Constraints on your work can be a good thing. In The Practice, Seth Godin devotes an entire section to them. Among other examples, he cites Susan Kare’s work on the original Macintosh and the amazing icons she created while under a 32×32 pixel constraint.
However, there are times when constraints seem arbitrary and unnecessary, a legacy of “that’s how it’s always been”.
YouTube TV
A great example is with YouTube TV. It’s a wonderful service, but has a weird constraint when it comes to rewinding the channel you’re watching.
In the days of physical DVR devices, like TiVo, when you switched to a new channel you couldn’t immediately rewind. You’d need to be on that channel for a while so it could record what it saw, and then you could rewind back to the point you started with (but never any further). This was a constraint brought on by the technology of the time and the fact that it was using your local storage for the video, so it made sense.
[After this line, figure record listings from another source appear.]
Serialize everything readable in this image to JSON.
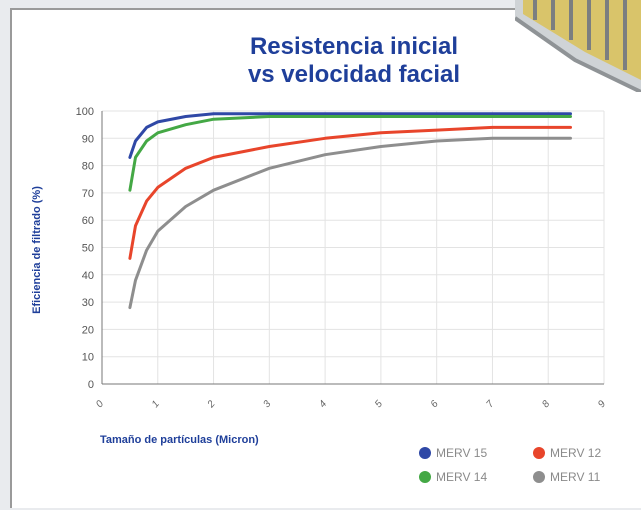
{
  "chart_data": {
    "type": "line",
    "title_lines": [
      "Resistencia inicial",
      "vs velocidad facial"
    ],
    "xlabel": "Tamaño de partículas (Micron)",
    "ylabel": "Eficiencia de filtrado (%)",
    "xlim": [
      0,
      9
    ],
    "ylim": [
      0,
      100
    ],
    "y_ticks": [
      0,
      10,
      20,
      30,
      40,
      50,
      60,
      70,
      80,
      90,
      100
    ],
    "x_tick_labels": [
      "0",
      "1",
      "2",
      "3",
      "4",
      "5",
      "6",
      "7",
      "8",
      "9"
    ],
    "grid": true,
    "legend_position": "bottom-right",
    "series": [
      {
        "name": "MERV 15",
        "color": "#2f48a6",
        "x": [
          0.5,
          0.6,
          0.8,
          1.0,
          1.5,
          2.0,
          3.0,
          4.0,
          5.0,
          6.0,
          7.0,
          8.0,
          8.4
        ],
        "y": [
          83,
          89,
          94,
          96,
          98,
          99,
          99,
          99,
          99,
          99,
          99,
          99,
          99
        ]
      },
      {
        "name": "MERV 14",
        "color": "#44a845",
        "x": [
          0.5,
          0.6,
          0.8,
          1.0,
          1.5,
          2.0,
          3.0,
          4.0,
          5.0,
          6.0,
          7.0,
          8.0,
          8.4
        ],
        "y": [
          71,
          83,
          89,
          92,
          95,
          97,
          98,
          98,
          98,
          98,
          98,
          98,
          98
        ]
      },
      {
        "name": "MERV 12",
        "color": "#e8452b",
        "x": [
          0.5,
          0.6,
          0.8,
          1.0,
          1.5,
          2.0,
          3.0,
          4.0,
          5.0,
          6.0,
          7.0,
          8.0,
          8.4
        ],
        "y": [
          46,
          58,
          67,
          72,
          79,
          83,
          87,
          90,
          92,
          93,
          94,
          94,
          94
        ]
      },
      {
        "name": "MERV 11",
        "color": "#8e8e8e",
        "x": [
          0.5,
          0.6,
          0.8,
          1.0,
          1.5,
          2.0,
          3.0,
          4.0,
          5.0,
          6.0,
          7.0,
          8.0,
          8.4
        ],
        "y": [
          28,
          38,
          49,
          56,
          65,
          71,
          79,
          84,
          87,
          89,
          90,
          90,
          90
        ]
      }
    ]
  }
}
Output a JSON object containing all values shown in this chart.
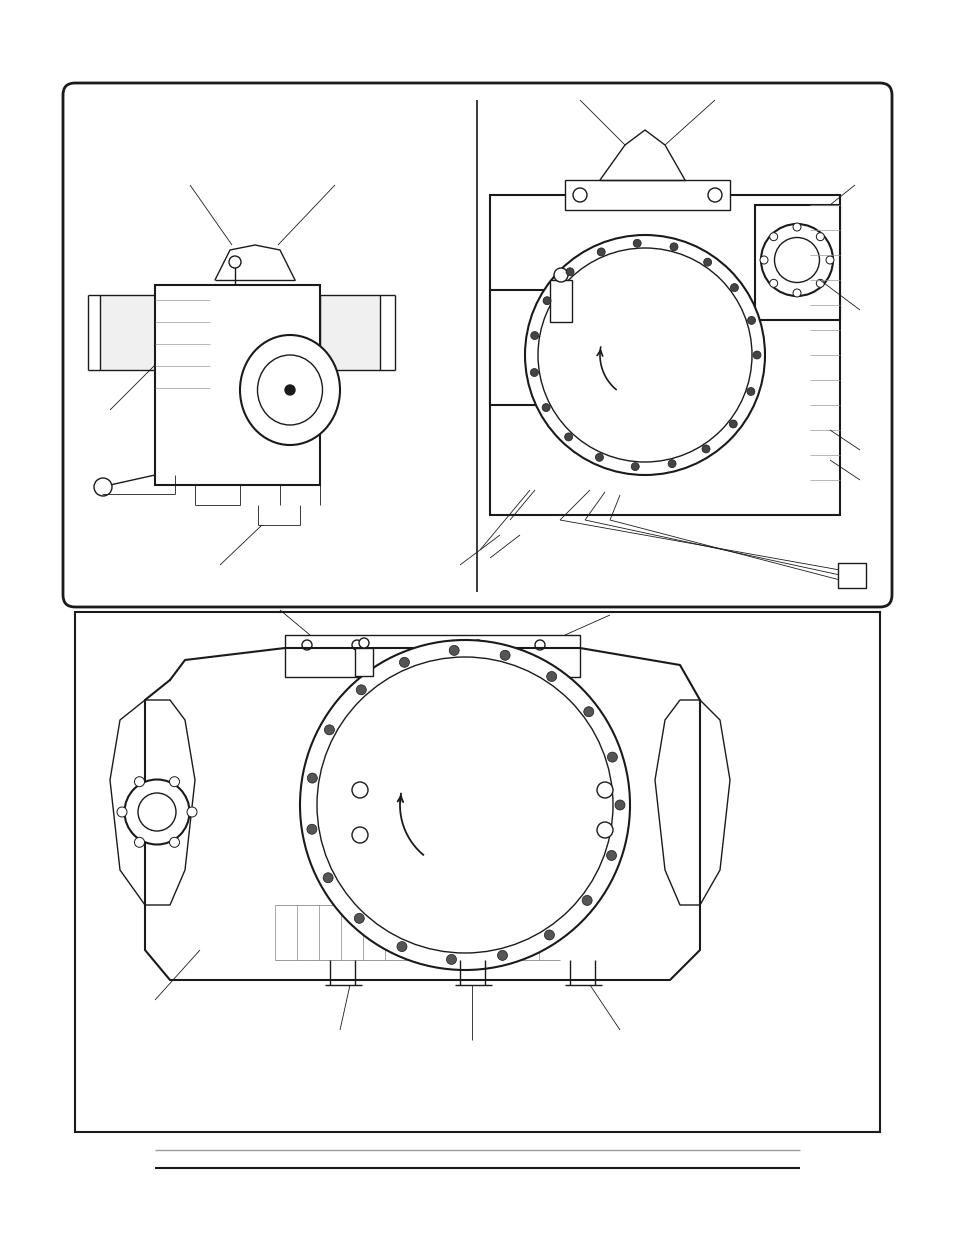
{
  "bg_color": "#ffffff",
  "line_color": "#1a1a1a",
  "gray_color": "#999999",
  "page_width": 9.54,
  "page_height": 12.35,
  "dpi": 100
}
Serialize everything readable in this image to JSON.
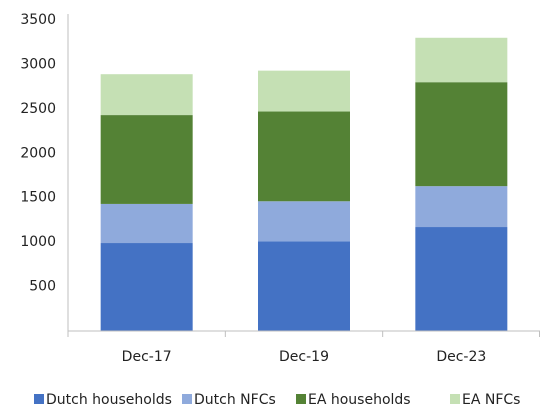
{
  "chart_data": {
    "type": "stacked_bar",
    "categories": [
      "Dec-17",
      "Dec-19",
      "Dec-23"
    ],
    "series": [
      {
        "name": "Dutch households",
        "color": "#4472c4",
        "values": [
          990,
          1010,
          1170
        ]
      },
      {
        "name": "Dutch NFCs",
        "color": "#8faadc",
        "values": [
          440,
          450,
          460
        ]
      },
      {
        "name": "EA households",
        "color": "#548235",
        "values": [
          1000,
          1010,
          1170
        ]
      },
      {
        "name": "EA NFCs",
        "color": "#c5e0b4",
        "values": [
          460,
          460,
          500
        ]
      }
    ],
    "ylim": [
      0,
      3500
    ],
    "yticks": [
      500,
      1000,
      1500,
      2000,
      2500,
      3000,
      3500
    ],
    "grid": false
  }
}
YouTube TV has neither of those technical restraints, but the same issue still exists. If you change channels, you can’t rewind to a time prior to when you changed over. This makes no sense. YouTube TV isn’t recording the channel locally for you; they’re really not recording your own copy at all; when you “record” something on there, they just note that your account needs future access to that past show, as likely thousands of others have requested as well.
When you change to view a different channel, Google has long been recording it already and allowing you to view past content should be easy. Instead, they’ve unnecessarily carried on constraints from the past, even though they shouldn’t exist in the present.
Constraints can be a good thing, but creating artificial constraints is generally not something to include.
Update: Oddly enough, Seth Godin’s post today is on the same topic, though with a slightly different spin.